By Albert Amateau
Rose Pascale, the East Harlem activist and daughter of Italian immigrants who is remembered in the Village for her service four decades ago as the beloved community liaison to Community Board 2, died Aug. 14 at the age of 92. She was the window of Pete Pascale, executive director of the SCAN/LaGuardia Memorial House on E. 116th St., and worked by his side at the settlement house for many years.
A Republican, she was appointed in 1969 by Manhattan Borough President Percy Sutton, a Democrat, as community liaison to the Greenwich Village community board. She also served the two succeeding Manhattan borough presidents, Democrats Andrew Stein and David Dinkins, until she retired in 1986.

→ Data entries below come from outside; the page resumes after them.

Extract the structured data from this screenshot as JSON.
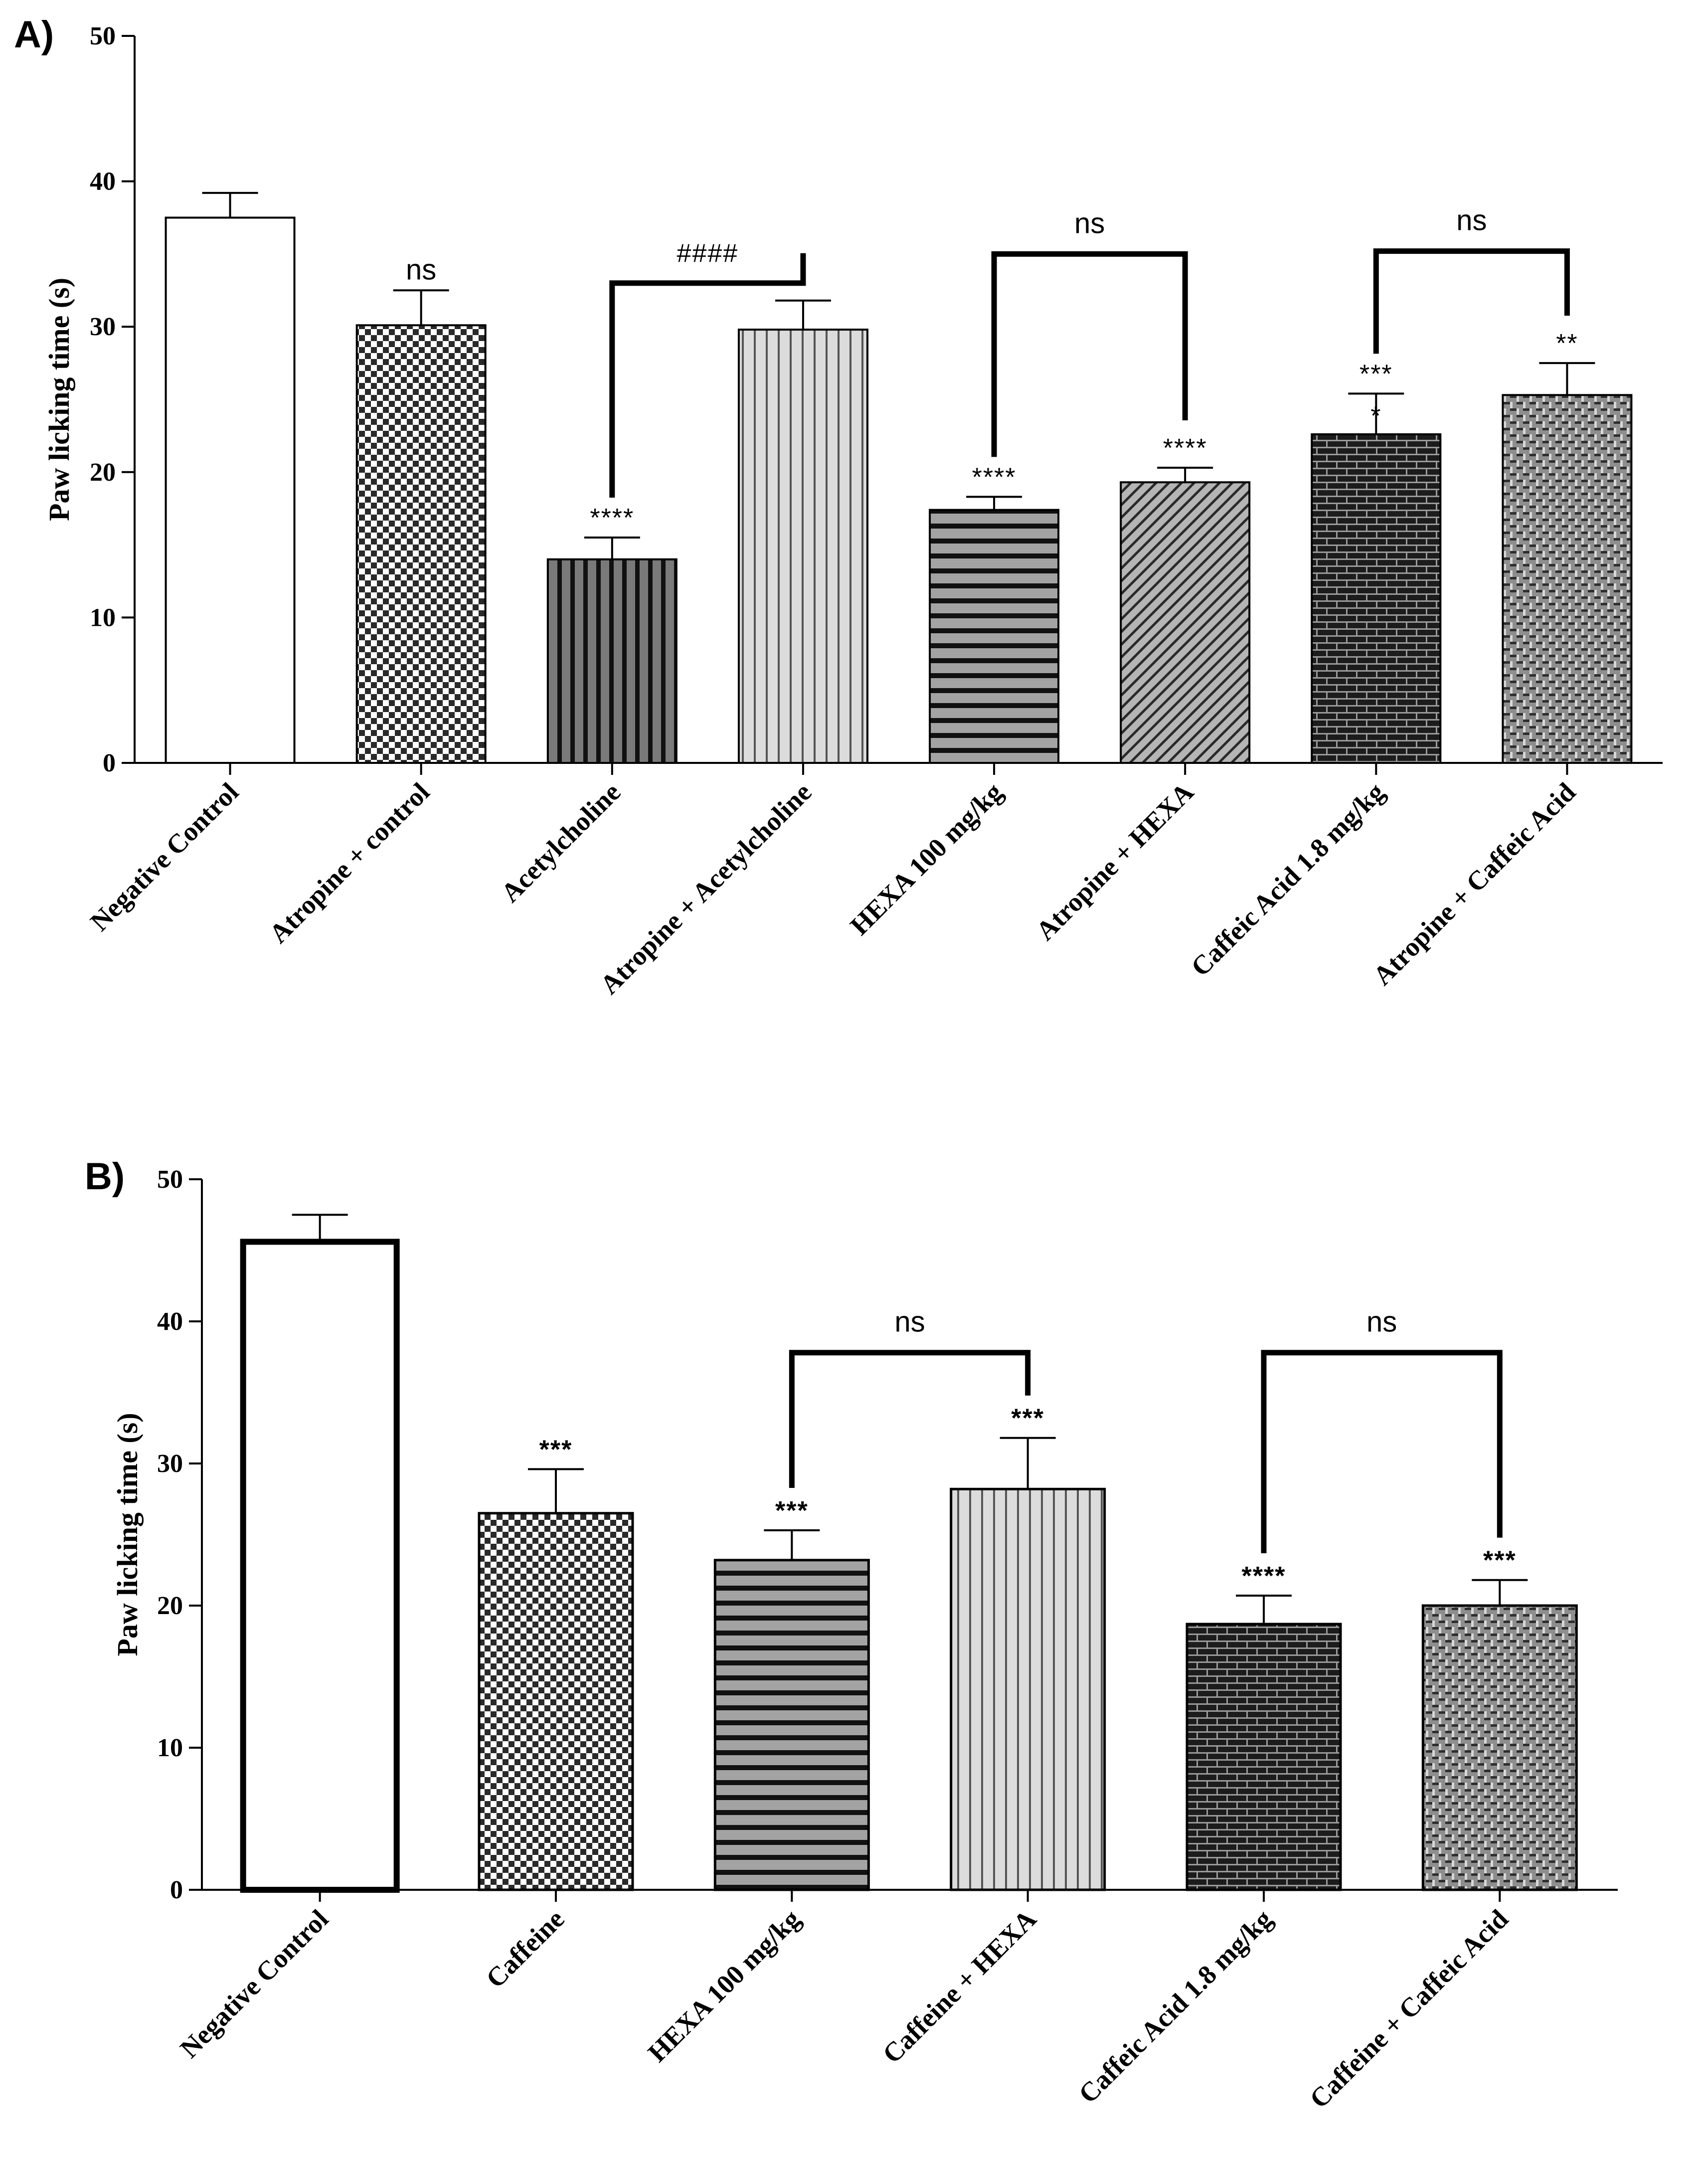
{
  "chart_data": [
    {
      "panel_label": "A)",
      "type": "bar",
      "title": "",
      "xlabel": "",
      "ylabel": "Paw licking time (s)",
      "ylim": [
        0,
        50
      ],
      "yticks": [
        "0",
        "10",
        "20",
        "30",
        "40",
        "50"
      ],
      "categories": [
        "Negative Control",
        "Atropine + control",
        "Acetylcholine",
        "Atropine + Acetylcholine",
        "HEXA 100 mg/kg",
        "Atropine + HEXA",
        "Caffeic Acid 1.8 mg/kg",
        "Atropine + Caffeic Acid"
      ],
      "values": [
        37.5,
        30.1,
        14.0,
        29.8,
        17.4,
        19.3,
        22.6,
        25.3
      ],
      "errors": [
        1.7,
        2.4,
        1.5,
        2.0,
        0.9,
        1.0,
        2.8,
        2.2
      ],
      "fills": [
        "white",
        "checker",
        "vstripe-dark",
        "vstripe-light",
        "hstripe",
        "diag",
        "brick",
        "weave"
      ],
      "annotations": [
        "",
        "ns",
        "****",
        "",
        "****",
        "****",
        "***",
        "**"
      ],
      "extra_annotations": [
        {
          "bar": 6,
          "text": "*"
        }
      ],
      "brackets": [
        {
          "from": 2,
          "to": 3,
          "label": "####",
          "level": 33.0
        },
        {
          "from": 4,
          "to": 5,
          "label": "ns",
          "level": 35.0
        },
        {
          "from": 6,
          "to": 7,
          "label": "ns",
          "level": 35.2
        }
      ]
    },
    {
      "panel_label": "B)",
      "type": "bar",
      "title": "",
      "xlabel": "",
      "ylabel": "Paw licking time (s)",
      "ylim": [
        0,
        50
      ],
      "yticks": [
        "0",
        "10",
        "20",
        "30",
        "40",
        "50"
      ],
      "categories": [
        "Negative Control",
        "Caffeine",
        "HEXA 100 mg/kg",
        "Caffeine + HEXA",
        "Caffeic Acid 1.8 mg/kg",
        "Caffeine + Caffeic Acid"
      ],
      "values": [
        45.6,
        26.5,
        23.2,
        28.2,
        18.7,
        20.0
      ],
      "errors": [
        1.9,
        3.1,
        2.1,
        3.6,
        2.0,
        1.8
      ],
      "fills": [
        "white",
        "checker",
        "hstripe",
        "vstripe-light",
        "brick",
        "weave"
      ],
      "annotations": [
        "",
        "***",
        "***",
        "***",
        "****",
        "***"
      ],
      "extra_annotations": [],
      "brackets": [
        {
          "from": 2,
          "to": 3,
          "label": "ns",
          "level": 37.8
        },
        {
          "from": 4,
          "to": 5,
          "label": "ns",
          "level": 37.8
        }
      ]
    }
  ]
}
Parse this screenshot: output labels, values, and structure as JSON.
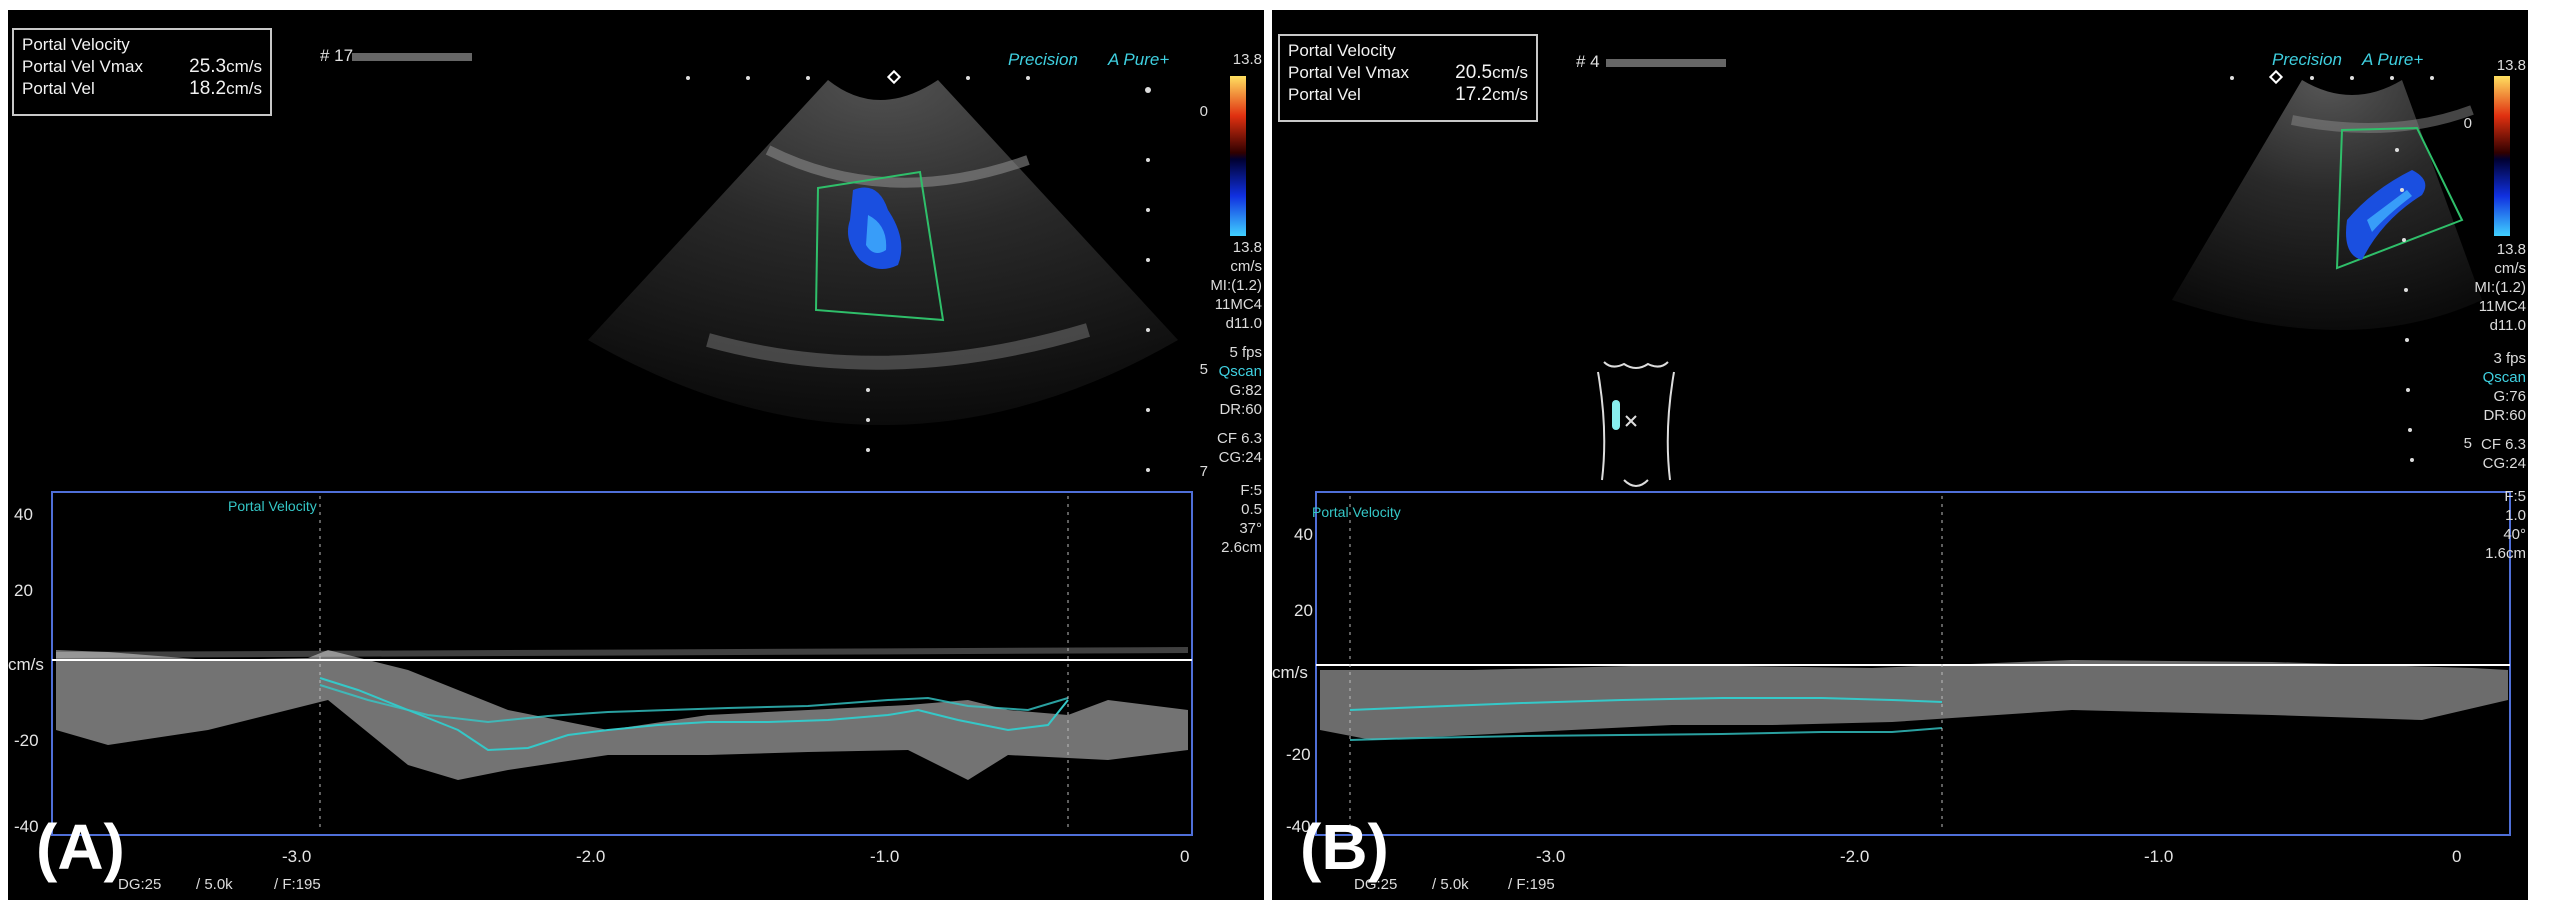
{
  "panels": {
    "A": {
      "letter": "(A)",
      "measure_title": "Portal Velocity",
      "vmax_label": "Portal Vel Vmax",
      "vmax_value": "25.3",
      "vel_label": "Portal Vel",
      "vel_value": "18.2",
      "unit": "cm/s",
      "frame": "# 17",
      "brand1": "Precision",
      "brand2": "A Pure+",
      "color_scale_top": "13.8",
      "color_scale_bottom": "13.8",
      "color_scale_unit": "cm/s",
      "mi": "MI:(1.2)",
      "probe": "11MC4",
      "depth": "d11.0",
      "fps": "5 fps",
      "qscan": "Qscan",
      "gain": "G:82",
      "dr": "DR:60",
      "cf": "CF 6.3",
      "cg": "CG:24",
      "filter": "F:5",
      "angle_sv": "0.5",
      "angle": "37°",
      "sv_depth": "2.6cm",
      "depth_marks": [
        "0",
        "5",
        "7"
      ],
      "spectral_label": "Portal Velocity",
      "y_ticks": [
        "40",
        "20",
        "cm/s",
        "-20",
        "-40"
      ],
      "x_ticks": [
        "-3.0",
        "-2.0",
        "-1.0",
        "0"
      ],
      "dg": "DG:25",
      "prf": "/ 5.0k",
      "frate": "/ F:195"
    },
    "B": {
      "letter": "(B)",
      "measure_title": "Portal Velocity",
      "vmax_label": "Portal Vel Vmax",
      "vmax_value": "20.5",
      "vel_label": "Portal Vel",
      "vel_value": "17.2",
      "unit": "cm/s",
      "frame": "# 4",
      "brand1": "Precision",
      "brand2": "A Pure+",
      "color_scale_top": "13.8",
      "color_scale_bottom": "13.8",
      "color_scale_unit": "cm/s",
      "mi": "MI:(1.2)",
      "probe": "11MC4",
      "depth": "d11.0",
      "fps": "3 fps",
      "qscan": "Qscan",
      "gain": "G:76",
      "dr": "DR:60",
      "cf": "CF 6.3",
      "cg": "CG:24",
      "filter": "F:5",
      "angle_sv": "1.0",
      "angle": "40°",
      "sv_depth": "1.6cm",
      "depth_marks": [
        "0",
        "5"
      ],
      "spectral_label": "Portal Velocity",
      "y_ticks": [
        "40",
        "20",
        "cm/s",
        "-20",
        "-40"
      ],
      "x_ticks": [
        "-3.0",
        "-2.0",
        "-1.0",
        "0"
      ],
      "dg": "DG:25",
      "prf": "/ 5.0k",
      "frate": "/ F:195"
    }
  },
  "colors": {
    "trace": "#35c8c8",
    "frame_blue": "#4f6fd8",
    "doppler_blue": "#1a4fe0",
    "roi_green": "#2fbf6a"
  }
}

“She was a lovely lady, always with a smile and she never got upset,” recalled Rita Lee, an aide to Councilmember Alan Gerson. Lee recalled that when Rose Pascale was first appointed as Sutton’s emissary to the Village, community boards had no budgets, no typewriters and no offices. “She was the Community Board 2 office, working in the Municipal Building,” Lee said. “Rose would bring armloads of correspondence and records to the board meetings and committee meetings wherever they were held.”
Lulu Evans, Rose Pascale’s daughter, recalled at her funeral on Aug. 20 that she overheard Rose taking a call from a Brooklyn resident who needed help and had heard that Rose was someone who would help anyone who needed help.
“She worked for years with the Greenwich Village community board and when [the Borough President’s Office] transferred Rose to a Midtown board, all of Greenwich Village was furious and in an uproar; so Rose was assigned back to the Village and had to tend two boards,” Evans added. “Rose had such good friends in the Village, like Doris Diether, Rita Lee, Maggi Peyton and Tony Dapolito.”
In connection with her work in the Village, Rose became associated with Father Robert Lott, associate pastor of St. Joseph’s Church, who founded The Caring Community senior-services organization in 1973. When Lott was transferred in 1987 to a church in East Harlem, Rose joined his new organization developing affordable housing for seniors and low-income families.
Rose was born Sept. 30, 1916, in New Brunswick, N.J., to Elizabeth and Louis Capaldo, immigrants from Melfi, Italy. The family moved to East Harlem when she was 3 years old. She had to quit school after the eighth grade in order to work to help her family, her daughter said.
Rose married Pete Pascale, an East Harlem community leader in 1938. She remained active and was a board member of the SCAN/LaGuardia center after his death in 1992. Rose was a district leader out of the Uptown Republican Club since 1974, a delegate to the Republican National Convention that year and president of the New York County Republican Federation of Women.
She was honored in 1998 by then-Manhattan Borough President C. Virginia Fields for six decades of community service, and in 1999 by then-Mayor Rudolph Giuliani for service to the people of East Harlem. Rose was president of the Rosary Altar Society of Our Lady of Mt. Carmel Church in East Harlem, where her funeral was held last week. In addition to her daughter, a son, five grandchildren and four great-grandchildren also survive.